What is iron?

Iron is a chemical element with the symbol Fe (from Latin: ferrum) and atomic number 26. It is a metal in the first transition series. It is by mass the most common element on Earth, forming much of Earth’s outer and inner core. It is the fourth most common element in the Earth’s crust. Its abundance in rocky planets like Earth is due to its abundant production by fusion in high-mass stars, where it is the last element to be produced with release of energy before collapse into a compact object. Like the other group 8 elements, ruthenium and osmium, iron exists in a wide range of oxidation states, −2 to +6, although +2 and +3 are by far the most common. Elemental iron occurs in meteoroids and other low oxygen environments, but is reactive to oxygen, water and air. Fresh iron surfaces appear lustrous silvery-gray, but oxidize in normal air to give hydrated iron oxides, commonly known as rust. Unlike the metals that form passivating oxide layers, iron oxides occupy more volume than the metal and thus flake off, exposing fresh surfaces for corrosion.

Iron forms binary compounds with the halogens and the chalcogens. Among its organometallic compounds is ferrocene, the first sandwich compound discovered.

Heath Benefits:

Iron is an essential nutrient that plays a key role in many physiological processes. Some of the health benefits associated with iron include:

1. Helps transport oxygen throughout the body: Iron is a key component of hemoglobin, a protein found in red blood cells that helps transport oxygen from the lungs to other tissues in the body. Without adequate iron, the body cannot produce enough hemoglobin, leading to iron deficiency anemia.

2. Boosts cognitive development and memory: Iron is also involved in brain development and cognitive function. Low iron levels have been linked to impaired cognitive development in infants and children, as well as problems with memory and attention span in adults.

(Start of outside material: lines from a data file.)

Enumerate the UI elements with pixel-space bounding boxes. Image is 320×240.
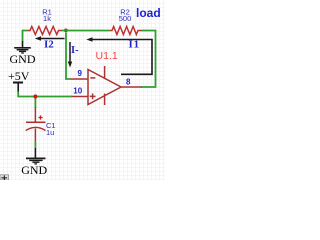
capacitor C1 [26, 107, 46, 142]
svg-text:GND: GND [21, 163, 47, 177]
svg-text:I-: I- [71, 45, 79, 56]
current probe loop I1 [86, 37, 152, 74]
origin corner marker [0, 175, 9, 180]
+5V power symbol [13, 83, 23, 92]
current arrow I2 [35, 36, 65, 41]
svg-text:500: 500 [119, 14, 132, 23]
wire R2 right down to output [141, 31, 156, 88]
svg-text:10: 10 [73, 87, 82, 96]
wire C1 to GND2 [34, 142, 36, 149]
node dot at +5V / C1 junction [33, 94, 37, 98]
C1 polarity + [38, 115, 42, 119]
wire down to C1 [34, 99, 36, 108]
resistor R1 zigzag [28, 27, 62, 35]
svg-text:8: 8 [126, 77, 131, 86]
ground GND2 symbol [26, 148, 46, 164]
svg-text:1u: 1u [46, 128, 54, 137]
svg-text:GND: GND [10, 52, 36, 66]
wire junction down to pin 9 [66, 33, 71, 80]
svg-text:9: 9 [78, 69, 83, 78]
svg-text:+5V: +5V [8, 69, 30, 83]
svg-text:I2: I2 [44, 39, 54, 51]
wire GND1 to R1 [23, 31, 28, 42]
svg-text:1k: 1k [43, 14, 51, 23]
wire top rail to R2 [61, 30, 109, 32]
ground GND1 symbol [14, 41, 31, 53]
op-amp U1.1 [71, 66, 143, 105]
wire +5V to pin 10 [18, 92, 72, 97]
svg-text:load: load [136, 6, 161, 20]
svg-text:U1.1: U1.1 [96, 50, 118, 62]
svg-text:I1: I1 [129, 38, 140, 50]
node dot at R1/R2/opamp junction [64, 29, 68, 33]
resistor R2 zigzag [109, 27, 142, 35]
current arrow I- [68, 42, 72, 68]
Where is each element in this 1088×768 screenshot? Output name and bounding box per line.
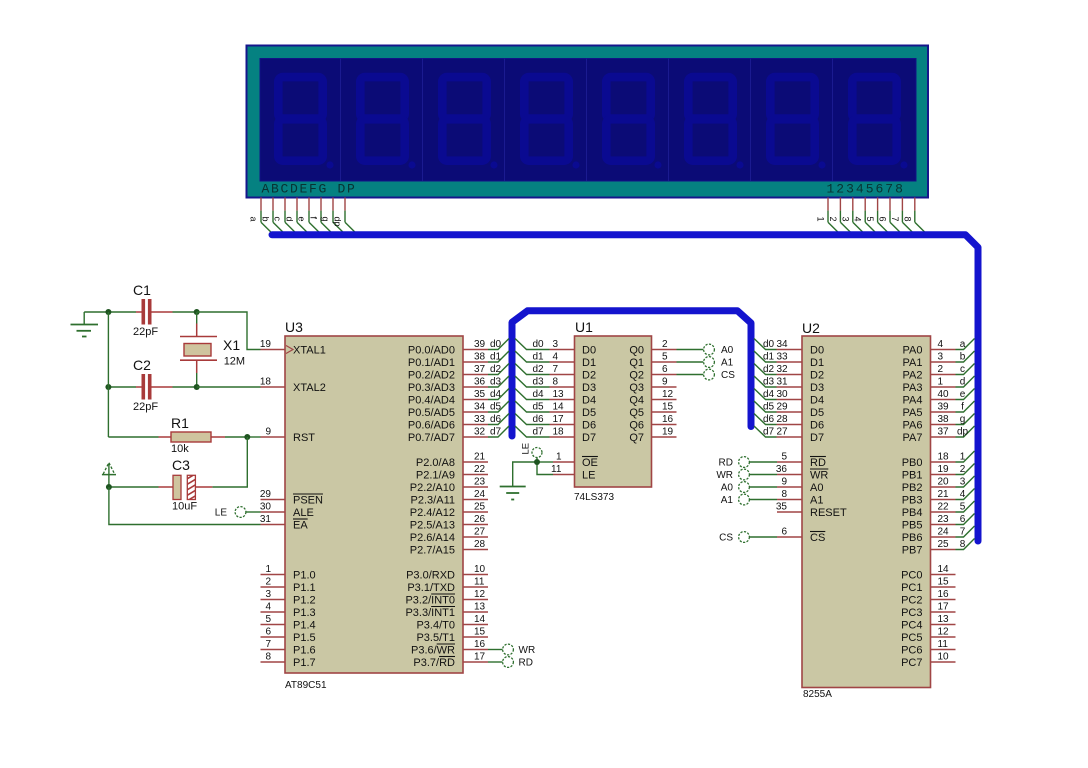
svg-text:33: 33 <box>474 414 486 425</box>
svg-text:D3: D3 <box>810 382 824 394</box>
svg-text:1: 1 <box>265 564 271 575</box>
svg-text:4: 4 <box>553 352 559 363</box>
U2 pin 30 D4 with d4 tap from bus <box>754 389 824 407</box>
svg-text:6: 6 <box>265 627 271 638</box>
U2 pin 22 PB4 with wire 5 to bus <box>902 501 975 519</box>
svg-text:25: 25 <box>938 539 950 550</box>
svg-text:a: a <box>960 339 966 350</box>
svg-text:A0: A0 <box>721 345 734 356</box>
svg-text:d5: d5 <box>490 402 502 413</box>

3. Supports a healthy immune system: Iron is necessary for the production of immune cells. Without enough iron, the body cannot produce the necessary amount of white blood cells, which help fight infection.

4. Prevents fatigue: Because iron is essential for oxygen transport, a lack of iron can lead to feelings of fatigue and weakness. Iron supplementation has been shown to improve energy levels in people with iron deficiency anemia.

5. Promotes healthy pregnancy: Iron is essential for the development of the fetus and placenta during pregnancy. It also helps prevent birth defects and low birth weight. Pregnant women who are iron deficient are at risk for premature labor and delivery.

Iron deficiency is the most common nutritional deficiency in the world, affecting over two billion people. The best way to ensure adequate iron intake is to eat a varied diet that includes iron-rich foods, such as red meat, poultry, fish, beans, lentils, spinach, and iron-fortified cereals and breads. Some people, particularly those with chronic blood loss or certain gastrointestinal disorders, may require iron supplementation.

Side Effects:

While iron is essential for good health, too much iron can be toxic. Symptoms of iron toxicity include stomach pain, nausea, vomiting, diarrhea, constipation, headache, dizziness, and fatigue. Iron overload can lead to more serious problems including liver damage, heart problems, and diabetes. People with hemochromatosis (a hereditary condition that causes the body to absorb too much iron) are at especially high risk for iron toxicity. Treatment for iron toxicity includes removing the source of excess iron (such as supplements or fortified foods) and chelation therapy, which involves taking medication to remove excess iron from the body.

Dosage:

The recommended daily allowance (RDA) for iron is 8 mg for men and 18 mg for women. Pregnant women should aim for 27 mg of iron per day. The upper limit for iron intake is 45 mg per day for adults. Children and teenagers should not exceed 40 mg per day.

Interactions:

Iron can interact with certain medications and supplements. For example, iron may decrease the absorption of non-heme iron (found in plant foods), so it’s best to take iron supplements on an empty stomach. Iron can also interact with antacids, calcium, and some antibiotics. Be sure to speak with a healthcare professional before taking iron supplements to ensure they are right for you.

Pharmacokinetics:

Iron is absorbed in the small intestine and stored in the liver, spleen, and bone marrow. It is excreted in the feces.